Дальше все было ужасно. Я дремал и мерз от холода. Непрерывно лил дождь. Аник жалась ко мне, но я решительно отодвинулся. Проехали Пуатье, ожили старые воспоминания; серый, промозглый рассвет. Вдруг резануло в животе, острый приступ колита. Последний час, или около того, был для меня сущей мукой; разум и тело отчаянно сопротивлялись спазмам, раздирающим кишечник. Попутчики тем временем пели. Краем глаза я видел Моник, место рядом с ней было свободно, но подняться и дойти до нее было выше моих сил. Когда прибыли в Туар, мне пришлось сразу же бежать к Андре, но и тогда было уже слишком поздно. Нелепая и отвратительная ирония человеческого организма.
Через пятнадцать минут, слабый, но почувствовавший облегчение, я вернулся на площадь, чтобы со всеми проститься. Повсюду катальпа и дома холодного серого цвета со светло-серыми ставнями. Несколько родителей, затянутое дождевыми облаками небо и груда пожитков на земле. Я отделил свои и стоял грустный, пожимая на прощание руки. Когда подошла очередь прощаться с Моник, я не увидел в ее взгляде обычного озорства, она улыбалась ласково и дружелюбно; нежная и искренняя улыбка не могла скрыть печаль от расставания, в этой улыбке было все, чего я только мог желать. Я чуть не сказал какую-то глупость — а может, и плохо, что не сказал. Вместе с остальными она вошла в автобус, который довезет ее до дома на другом конце города. Я стоял рядом с Полем и смотрел только на ее лицо в окне, а она смотрела на нас — нежно и грустно. Я послал ей воздушный поцелуй, она ответила тем же, потом помахала рукой, и автобус отъехал.

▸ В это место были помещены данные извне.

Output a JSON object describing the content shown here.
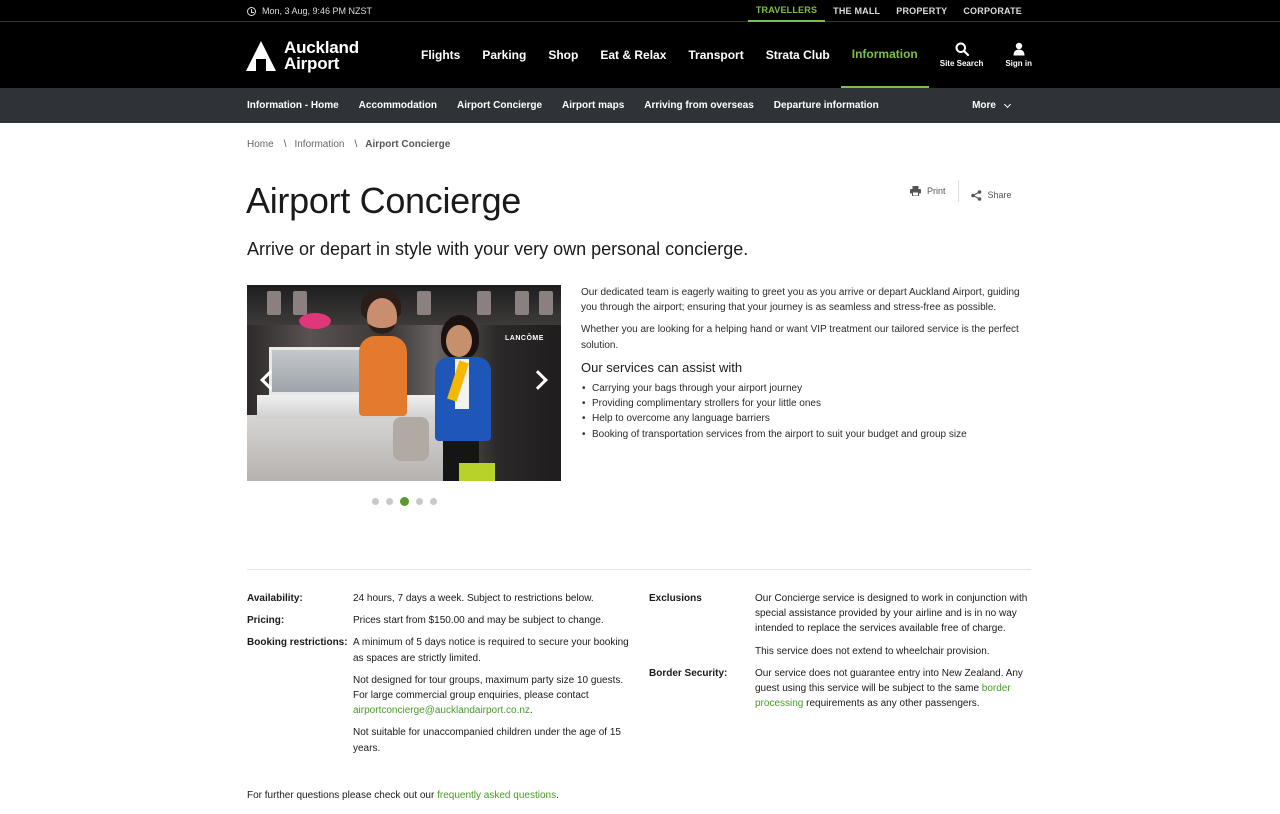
{
  "topbar": {
    "datetime": "Mon, 3 Aug, 9:46 PM NZST",
    "links": [
      "TRAVELLERS",
      "THE MALL",
      "PROPERTY",
      "CORPORATE"
    ]
  },
  "logo": {
    "line1": "Auckland",
    "line2": "Airport"
  },
  "mainnav": [
    "Flights",
    "Parking",
    "Shop",
    "Eat & Relax",
    "Transport",
    "Strata Club",
    "Information"
  ],
  "header_icons": {
    "search": "Site Search",
    "signin": "Sign in"
  },
  "subnav": {
    "items": [
      "Information - Home",
      "Accommodation",
      "Airport Concierge",
      "Airport maps",
      "Arriving from overseas",
      "Departure information"
    ],
    "more": "More"
  },
  "breadcrumb": {
    "home": "Home",
    "section": "Information",
    "current": "Airport Concierge",
    "sep": "\\"
  },
  "page": {
    "title": "Airport Concierge",
    "subtitle": "Arrive or depart in style with your very own personal concierge.",
    "print": "Print",
    "share": "Share"
  },
  "carousel": {
    "sign_text": "LANCÔME",
    "active_slide": 3,
    "slide_count": 5
  },
  "content": {
    "p1": "Our dedicated team is eagerly waiting to greet you as you arrive or depart Auckland Airport, guiding you through the airport; ensuring that your journey is as seamless and stress-free as possible.",
    "p2": "Whether you are looking for a helping hand or want VIP treatment our tailored service is the perfect solution.",
    "services_heading": "Our services can assist with",
    "services": [
      "Carrying your bags through your airport journey",
      "Providing complimentary strollers for your little ones",
      "Help to overcome any language barriers",
      "Booking of transportation services from the airport to suit your budget and group size"
    ]
  },
  "info_left": {
    "availability_label": "Availability:",
    "availability": "24 hours, 7 days a week. Subject to restrictions below.",
    "pricing_label": "Pricing:",
    "pricing": "Prices start from $150.00 and may be subject to change.",
    "booking_label": "Booking restrictions:",
    "booking_1": "A minimum of 5 days notice is required to secure your booking as spaces are strictly limited.",
    "booking_2_pre": "Not designed for tour groups, maximum party size 10 guests. For large commercial group enquiries, please contact ",
    "booking_2_link": "airportconcierge@aucklandairport.co.nz",
    "booking_2_post": ".",
    "booking_3": "Not suitable for unaccompanied children under the age of 15 years."
  },
  "info_right": {
    "exclusions_label": "Exclusions",
    "exclusions_1": "Our Concierge service is designed to work in conjunction with special assistance provided by your airline and is in no way intended to replace the services available free of charge.",
    "exclusions_2": "This service does not extend to wheelchair provision.",
    "border_label": "Border Security:",
    "border_pre": "Our service does not guarantee entry into New Zealand. Any guest using this service will be subject to the same ",
    "border_link": "border processing",
    "border_post": " requirements as any other passengers."
  },
  "footer": {
    "pre": "For further questions please check out our ",
    "link": "frequently asked questions",
    "post": "."
  },
  "colors": {
    "accent": "#7cbf4a",
    "link": "#4a9a2a",
    "header_bg": "#000000",
    "subnav_bg": "#2f3338"
  }
}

Я погрузился в черную меланхолию. Вернулся к Андре, побрился, умылся, собрал вещи. Из меня, потерянного, вялого, ушла вся воля, вся надежда; я не чувствовал в себе силы вновь вписаться в жизнь, хотелось просто исчезнуть. Пошел на вокзал, испытывая отвращение к холодному серому дню, и вдруг на некрасивом домике из черного кирпича, с вертикально вытянутыми окнами, увидел вывеску «Лаборатория по обработке анализов».
Место работы Моник. Возвращаясь, задержался у этого дома и некоторое время слонялся
поблизости, надеясь на чудо, — вдруг она сейчас там и увидит меня, или увидит, направляясь на работу Невыносимо больно было смотреть на этот приземистый мрачный дом. Я вернулся к Андре в полном отчаянии.Поль пригласил меня к себе, в Шоле, в шестидесяти милях от Туара [408] . На этот раз его воодушевление и практичность успокаивали и облегчали боль — я цеплялся за любое связующее звено с Туаром, с Моник. До сих пор, пользуясь расческой, я каждый раз вспоминаю, что купил ее в тот день, когда последний раз видел Моник.

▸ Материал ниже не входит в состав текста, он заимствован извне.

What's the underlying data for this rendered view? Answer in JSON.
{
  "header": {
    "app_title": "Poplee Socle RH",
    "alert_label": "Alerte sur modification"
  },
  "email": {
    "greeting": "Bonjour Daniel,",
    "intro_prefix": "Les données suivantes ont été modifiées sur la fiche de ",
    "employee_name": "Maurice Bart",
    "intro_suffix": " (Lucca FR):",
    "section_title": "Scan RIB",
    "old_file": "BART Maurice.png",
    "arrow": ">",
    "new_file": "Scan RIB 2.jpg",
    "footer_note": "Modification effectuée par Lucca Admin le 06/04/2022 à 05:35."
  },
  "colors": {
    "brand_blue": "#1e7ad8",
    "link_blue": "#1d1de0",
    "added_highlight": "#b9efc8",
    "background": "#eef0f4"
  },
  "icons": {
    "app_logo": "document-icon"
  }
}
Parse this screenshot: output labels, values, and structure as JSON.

После обеда на скорую руку в окруженном цветущими кустами доме Поля спешу на поезд — обычный, идущий с малой скоростью, работающий на стартстопном управлении провинциальный французский поезд. Льет дождь, низкие свинцовые облака, мелколесье и тополя вдоль путей.
408
На самом деле Шоле находится приблизительно в пятидесяти километрах к северо-востоку от Туара.
Джинетта [409] ждала меня в Париже; перспектива встречи с ней теперь вызывала у меня только отвращение. Всем своим существом я стремился назад, в Туар, меня разрывало на две части. В течение часа я физически ощущал, как меня душит время; никогда прежде я не чувствовал с такой силой его жестокость. Невозможность добиться Моник, мой отъезд, вечная разлука. Я сидел, не в силах ни читать, ни спать, я мог только беззвучно плакать.
В этом году главной была не группа, а Моник. Все, что мне нравилось в этих ребятах, все, чем мне была дорога Франция, я нашел в ней одной. Я увидел в этот раз не озорную, шаловливую школьницу, а молодую женщину. Все в ней — свежесть, все — ожидание; резкая смена настроений — смешливость, задумчивость, веселость, серьезность — вроде апрельской погоды, когда то дождь, то солнце; и все это теперь оплакивал едущий в поезде пассажир.
409
Джинетта Маркайо.
Я с головой погрузился в меланхолию, идеализировал Моник, не вспоминал о недостатках, об обычных вещах, которые могли бы снизить ее образ, не дать разыграться романтизму. Однако она затронула романтическую струнку в моем сердце, а та глубоко запрятана. Но Моник пробила броню.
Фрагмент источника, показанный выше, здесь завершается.